Producción Alimentaria Porcícola (Papo) was built in a Natural Protected Area that attracts tourists for its “ring of cenotes.” Residents have expressed concern that water in the area could become contaminated by pig urine and excrement; a potential disaster for 80% of the population which depends economically on tourism.
The farm has not been in operation since 2018 due to a Yucatán court verdict. That decision was unanimously upheld by the Supreme Court in May, meaning Papo has been forced to remain closed pending tomorrow’s decision in the state’s Second District Court.

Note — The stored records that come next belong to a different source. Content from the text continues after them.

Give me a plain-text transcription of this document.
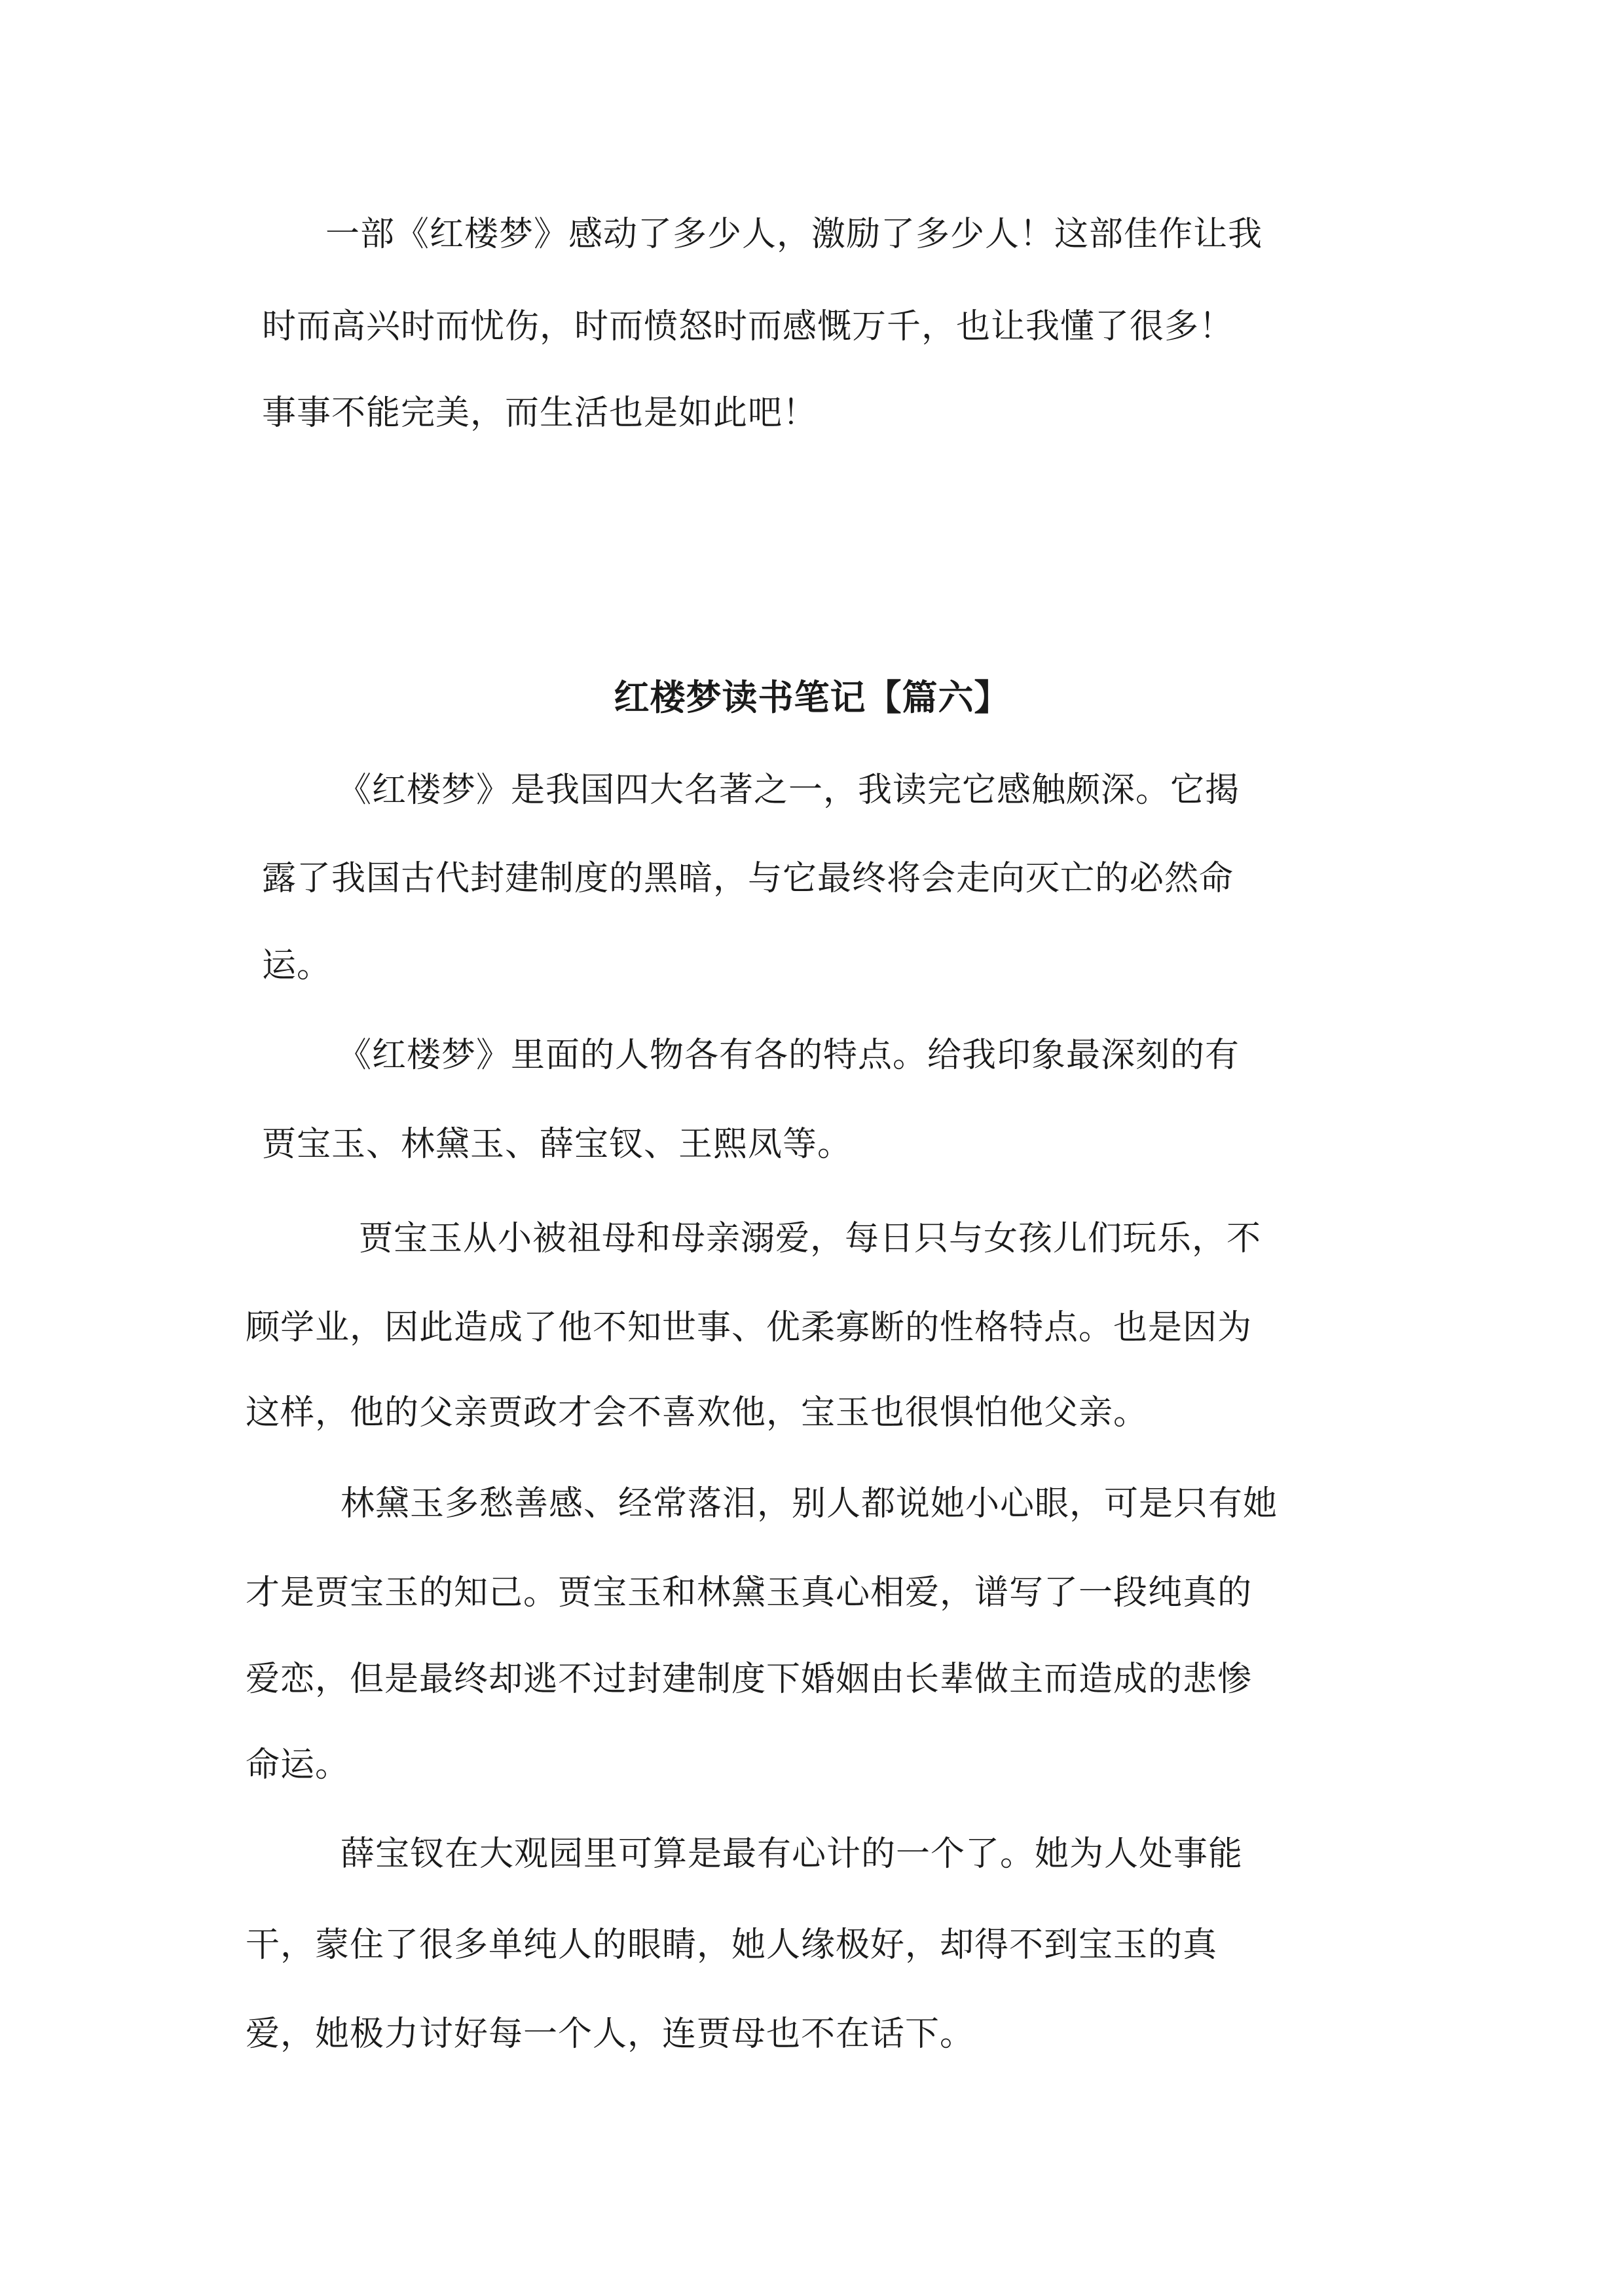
一部《红楼梦》感动了多少人，激励了多少人！这部佳作让我
时而高兴时而忧伤，时而愤怒时而感慨万千，也让我懂了很多！
事事不能完美，而生活也是如此吧！
红楼梦读书笔记【篇六】
《红楼梦》是我国四大名著之一，我读完它感触颇深。它揭
露了我国古代封建制度的黑暗，与它最终将会走向灭亡的必然命
运。
《红楼梦》里面的人物各有各的特点。给我印象最深刻的有
贾宝玉、林黛玉、薛宝钗、王熙凤等。
贾宝玉从小被祖母和母亲溺爱，每日只与女孩儿们玩乐，不
顾学业，因此造成了他不知世事、优柔寡断的性格特点。也是因为
这样，他的父亲贾政才会不喜欢他，宝玉也很惧怕他父亲。
林黛玉多愁善感、经常落泪，别人都说她小心眼，可是只有她
才是贾宝玉的知己。贾宝玉和林黛玉真心相爱，谱写了一段纯真的
爱恋，但是最终却逃不过封建制度下婚姻由长辈做主而造成的悲惨
命运。
薛宝钗在大观园里可算是最有心计的一个了。她为人处事能
干，蒙住了很多单纯人的眼睛，她人缘极好，却得不到宝玉的真
爱，她极力讨好每一个人，连贾母也不在话下。
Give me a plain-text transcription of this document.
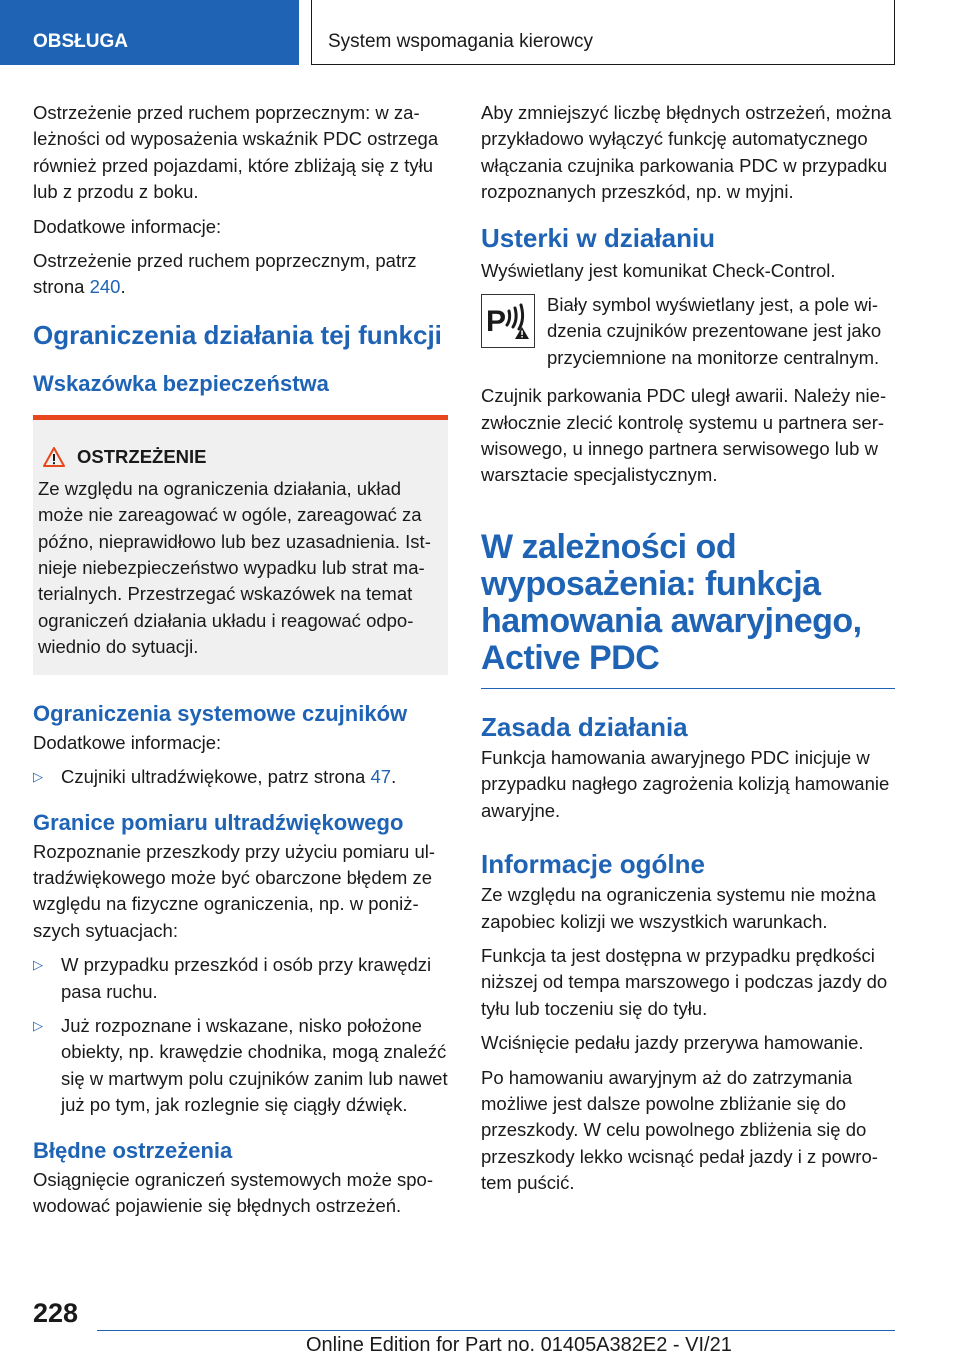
OBSŁUGA	System wspomagania kierowcy

Ostrzeżenie przed ruchem poprzecznym: w zależności od wyposażenia wskaźnik PDC ostrzega również przed pojazdami, które zbliżają się z tyłu lub z przodu z boku.

Dodatkowe informacje:

Ostrzeżenie przed ruchem poprzecznym, patrz strona 240.

Ograniczenia działania tej funkcji
Wskazówka bezpieczeństwa
OSTRZEŻENIE

Ze względu na ograniczenia działania, układ może nie zareagować w ogóle, zareagować za późno, nieprawidłowo lub bez uzasadnienia. Istnieje niebezpieczeństwo wypadku lub strat materialnych. Przestrzegać wskazówek na temat ograniczeń działania układu i reagować odpowiednio do sytuacji.

Ograniczenia systemowe czujników

Dodatkowe informacje:

▷ Czujniki ultradźwiękowe, patrz strona 47.
Granice pomiaru ultradźwiękowego

Rozpoznanie przeszkody przy użyciu pomiaru ultradźwiękowego może być obarczone błędem ze względu na fizyczne ograniczenia, np. w poniższych sytuacjach:

▷ W przypadku przeszkód i osób przy krawędzi pasa ruchu.
▷ Już rozpoznane i wskazane, nisko położone obiekty, np. krawędzie chodnika, mogą znaleźć się w martwym polu czujników zanim lub nawet już po tym, jak rozlegnie się ciągły dźwięk.
Błędne ostrzeżenia

Osiągnięcie ograniczeń systemowych może spowodować pojawienie się błędnych ostrzeżeń.

Aby zmniejszyć liczbę błędnych ostrzeżeń, można przykładowo wyłączyć funkcję automatycznego włączania czujnika parkowania PDC w przypadku rozpoznanych przeszkód, np. w myjni.

Usterki w działaniu

Wyświetlany jest komunikat Check-Control.

P

Biały symbol wyświetlany jest, a pole widzenia czujników prezentowane jest jako przyciemnione na monitorze centralnym.

Czujnik parkowania PDC uległ awarii. Należy niezwłocznie zlecić kontrolę systemu u partnera serwisowego, u innego partnera serwisowego lub w warsztacie specjalistycznym.

W zależności od
wyposażenia: funkcja
hamowania awaryjnego,
Active PDC
Zasada działania

Funkcja hamowania awaryjnego PDC inicjuje w przypadku nagłego zagrożenia kolizją hamowanie awaryjne.

Informacje ogólne

Ze względu na ograniczenia systemu nie można zapobiec kolizji we wszystkich warunkach.

Funkcja ta jest dostępna w przypadku prędkości niższej od tempa marszowego i podczas jazdy do tyłu lub toczeniu się do tyłu.

Wciśnięcie pedału jazdy przerywa hamowanie.

Po hamowaniu awaryjnym aż do zatrzymania możliwe jest dalsze powolne zbliżanie się do przeszkody. W celu powolnego zbliżenia się do przeszkody lekko wcisnąć pedał jazdy i z powrotem puścić.

228
Online Edition for Part no. 01405A382E2 - VI/21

However, residents of Homún have alleged that the state government, led by Governor Mauricio Vila Dosal, was attempting to wield influence on the court in favor of reopening the farm.
On June 6, Papo filed a document before the judge which had been issued by the state Ministry of Sustainable Development. In the text the ministry’s legal director, Karen Aguirre Bates, stated that farm was “sufficiently equipped to achieve compliance with the maximum permitted limits of pollution.”
Earthjustice, a nonprofit environmental law organization, filed a friend of the court brief prior to the Supreme Court’s decision in May, which detailed “substantial scientific evidence about the grave and irreversible harm to human health and the environment associated with industrial hog operations … contamination of water, including naturally occurring freshwater wells known as cenotes; emission of noxious air pollution; the spread of dangerous pathogens and contribution to climate change.”
Resident Martina Ramirez Soberanis called on the state government to stand in opposition to the farm. “We believe it is time for the state government of Yucatán … to take a stand against the abuses of the mega pig factory … [which is] trampling on the rights of the Mayans of Homún,” she said.
Another protester complained that the voice of local people was being ignored. “These people from the companies do not love Homún, they just want the farm. We did our consultation and the people of Homún said ‘no, and no,’ and we continue to say ‘no,’ and we will keep defending the water for the future of the children … we are going to continue in the struggle … we remain united and we will defend the sacred water.”
It has been estimated that Papo would generate over 272 million kilograms of urine and feces each year, more than is generated by the entire human population of Tijuana.